Dans les
deux dernières décennies, l’évolution des moyens de communication a
complètement modifié notre façon de transmettre de l’information, de la traiter
et de la recevoir. Les appareils portables (ordinateurs, téléphones intelligents
et tablettes électroniques) nous permettent de transmettre et de recevoir de l’information
en temps réel. Peu importe où l’on se trouve sur la planète, un simple accès à
Internet ou à un réseau cellulaire permet de lire courriels et messageries
instantanées ou de partager du contenu sur des réseaux sociaux. La
communication est partout, en tout temps.
Est-ce que
cette omniprésence informationnelle a modifié notre rapport aux autres? Les
nouveaux supports de communication diabolisent-ils la communication entre
individus ou la facilitent-ils? Internet a comblé le phantasme de visionnaires d’être
joints partout et à tout moment. C’est
le premier grand changement dans le rapport aux autres. Internet a transformé
la notion d’espace et de temps. Internet a révolutionné le monde du travail en
augmentant de façon exponentielle la vitesse de traitement de l’information de
la même manière que le travail à la chaîne a permis d’augmenter considérablement
la productivité à partir du début du XXe siècle.
Pour faire
croître le rendement, il faut que le travailleur arrive à maintenir sa cadence
de travail en éliminant les gestes inutiles qui le ralentissent. L’impact
communicationnel des médias sociaux, du courrier électronique, des blogues ou des
journaux en ligne est énorme. Mais même si les entreprises gagnent un temps précieux
et accroissent leur rendement en communiquant plus rapidement, plus massivement
et avec plus de gens, la quantité d’information à traiter par chaque
travailleur et la vitesse avec laquelle l’information circule a des conséquences
sur la qualité de la communication et sur le bien-être des communicants.
En messages
électroniques seulement, la quantité d’information
à transmettre et à recevoir est souvent plus imposante que ce qu’une personne est
capable de traiter dans les délais généralement attendus. Pour arriver à offrir
un rendement acceptable, cette personne sera contrainte de trouver des
stratégies pour réduire le temps de traitement des dizaines, voire des
centaines de courriels qu’elle reçoit chaque jour.
Ces
stratégies ne sont pas sans conséquence sur le niveau de stress que vivent les
travailleurs. La pression ne vient pas nécessairement de la hiérarchie; elle
vient des collègues et des collaborateurs qui poussent eux aussi de l’information.

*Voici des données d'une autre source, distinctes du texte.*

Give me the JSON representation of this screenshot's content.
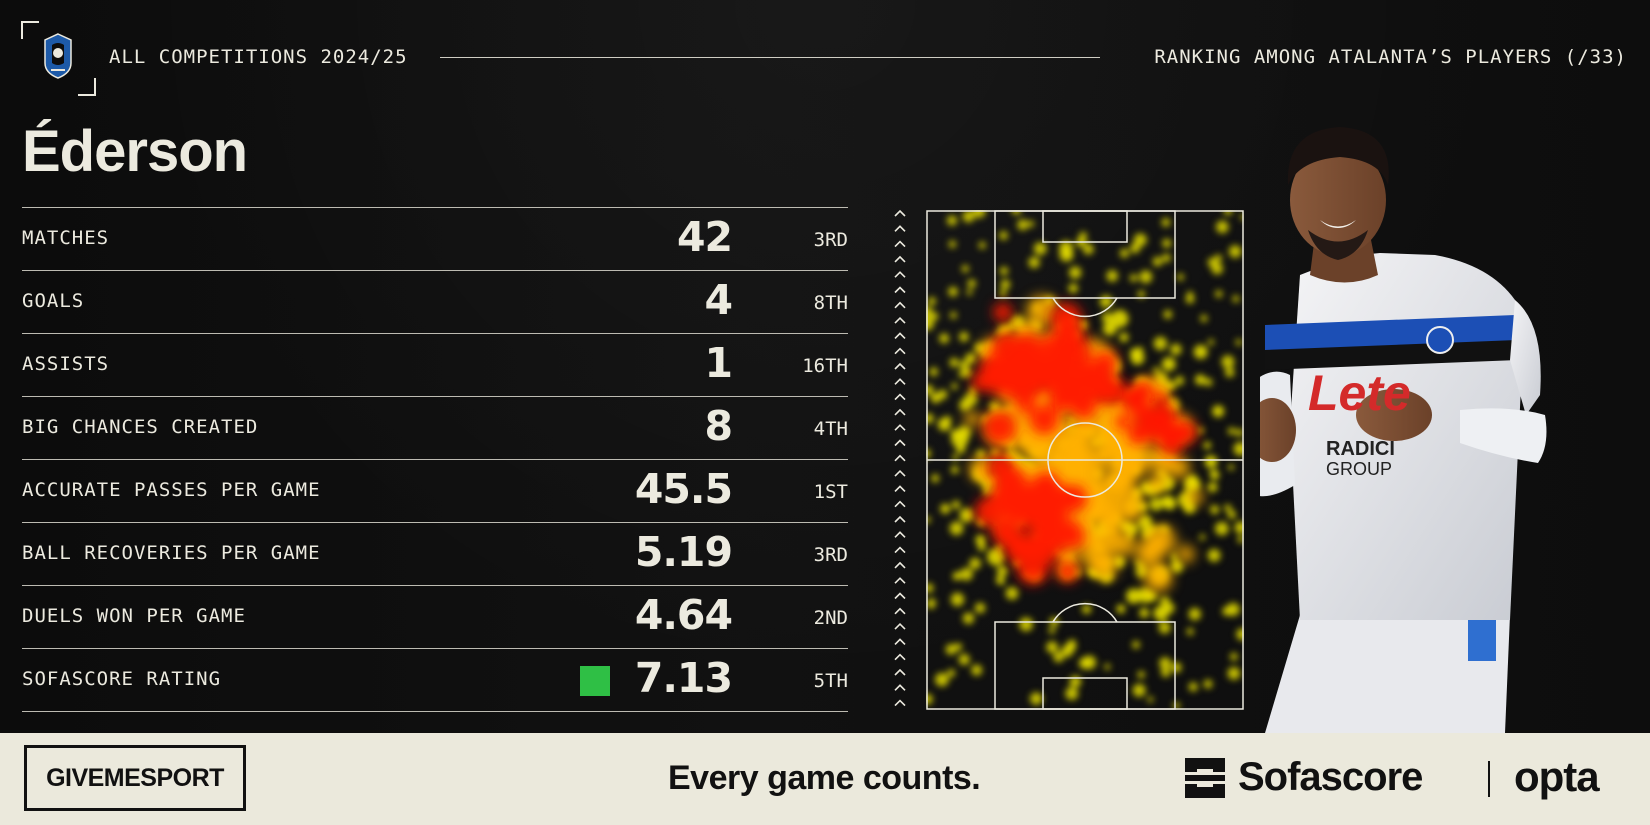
{
  "header": {
    "competition": "ALL COMPETITIONS 2024/25",
    "ranking_context": "RANKING AMONG ATALANTA’S PLAYERS (/33)"
  },
  "player": {
    "name": "Éderson"
  },
  "stats": [
    {
      "label": "MATCHES",
      "value": "42",
      "rank": "3RD"
    },
    {
      "label": "GOALS",
      "value": "4",
      "rank": "8TH"
    },
    {
      "label": "ASSISTS",
      "value": "1",
      "rank": "16TH"
    },
    {
      "label": "BIG CHANCES CREATED",
      "value": "8",
      "rank": "4TH"
    },
    {
      "label": "ACCURATE PASSES PER GAME",
      "value": "45.5",
      "rank": "1ST"
    },
    {
      "label": "BALL RECOVERIES PER GAME",
      "value": "5.19",
      "rank": "3RD"
    },
    {
      "label": "DUELS WON PER GAME",
      "value": "4.64",
      "rank": "2ND"
    },
    {
      "label": "SOFASCORE RATING",
      "value": "7.13",
      "rank": "5TH"
    }
  ],
  "rating_color": "#2fbf45",
  "heatmap": {
    "direction": "attacking-up",
    "hot_color": "#ff1a00",
    "mid_color": "#ffb000",
    "low_color": "#e8e000"
  },
  "footer": {
    "publisher": "GIVEMESPORT",
    "tagline": "Every game counts.",
    "brand": "Sofascore",
    "partner": "opta"
  },
  "icons": {
    "club_crest": "atalanta-crest-icon",
    "sofascore_logo": "sofascore-logo-icon"
  }
}
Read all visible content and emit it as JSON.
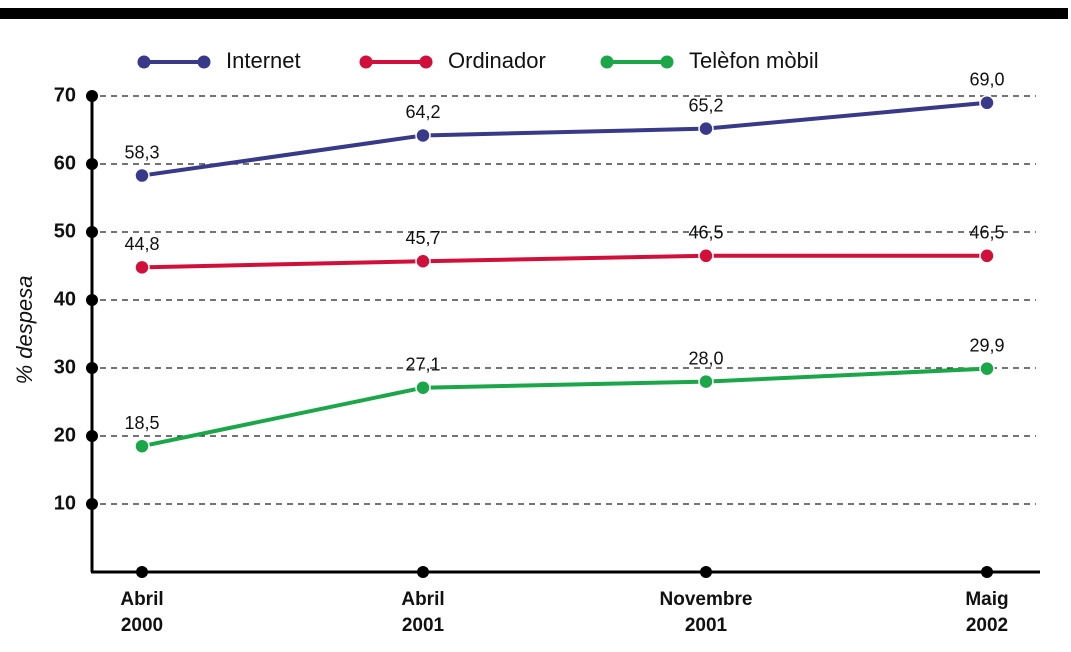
{
  "chart_data": {
    "type": "line",
    "y_label": "% despesa",
    "categories": [
      "Abril 2000",
      "Abril 2001",
      "Novembre 2001",
      "Maig 2002"
    ],
    "series": [
      {
        "name": "Internet",
        "color": "#39398a",
        "values": [
          58.3,
          64.2,
          65.2,
          69.0
        ],
        "value_labels": [
          "58,3",
          "64,2",
          "65,2",
          "69,0"
        ]
      },
      {
        "name": "Ordinador",
        "color": "#d0103a",
        "values": [
          44.8,
          45.7,
          46.5,
          46.5
        ],
        "value_labels": [
          "44,8",
          "45,7",
          "46,5",
          "46,5"
        ]
      },
      {
        "name": "Telèfon mòbil",
        "color": "#1ca64a",
        "values": [
          18.5,
          27.1,
          28.0,
          29.9
        ],
        "value_labels": [
          "18,5",
          "27,1",
          "28,0",
          "29,9"
        ]
      }
    ],
    "ylim": [
      0,
      70
    ],
    "yticks": [
      10,
      20,
      30,
      40,
      50,
      60,
      70
    ],
    "grid": true,
    "legend": "top"
  }
}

Dans une bonne proportion, l’information est communiquée adéquatement, mais souvent,
elle n’est traitée que partiellement, dans un délai jugé déraisonnable ou dans
le pire des cas, elle n’est pas traitée du tout. Dans ce cas, c’est toute la
chaîne d’information qui s’en trouve affectée.
En d’autres
mots, même si la messagerie électronique a révolutionné le relais d’information,
plus l’information voyage vite, plus notre niveau de tolérance face à l’attente
est bas. Il en va de
même pour la messagerie instantanée de nos téléphones intelligents. Loin d’être
complètement diaboliques, pour les entreprises, ces nouvelles plateformes
constituent des canaux de communication d’une rare puissance. Le problème se
situe davantage dans le rapport que certains utilisateurs entretiennent avec
ces appareils. Pour bon nombre de travailleurs, ces supports de communication ne
font pas que les aider à augmenter leur performance, ils les enchaînent à leur
travail.
Impossible
de dire à son patron qu’on n’a pas reçu son message, il est atterrit sur le
portable, la tablette et le téléphone intelligent en même temps. Difficile de
résister à la tentation de répondre dans l’immédiat quand le message nous
clignote sous le nez en quasi-permanence. L’instantanéité donne l’illusion de
réduire l’anxiété et le stress dû à l’abondance d’information à traiter, alors qu’en réalité, si on n’y
prend pas garde, elle ne fait que nous entraîner dans une spirale sans fin. Ces
nouveaux moyens de communication nous permettent d’échanger, oui, encore faut-il le faire de façon contrôlée.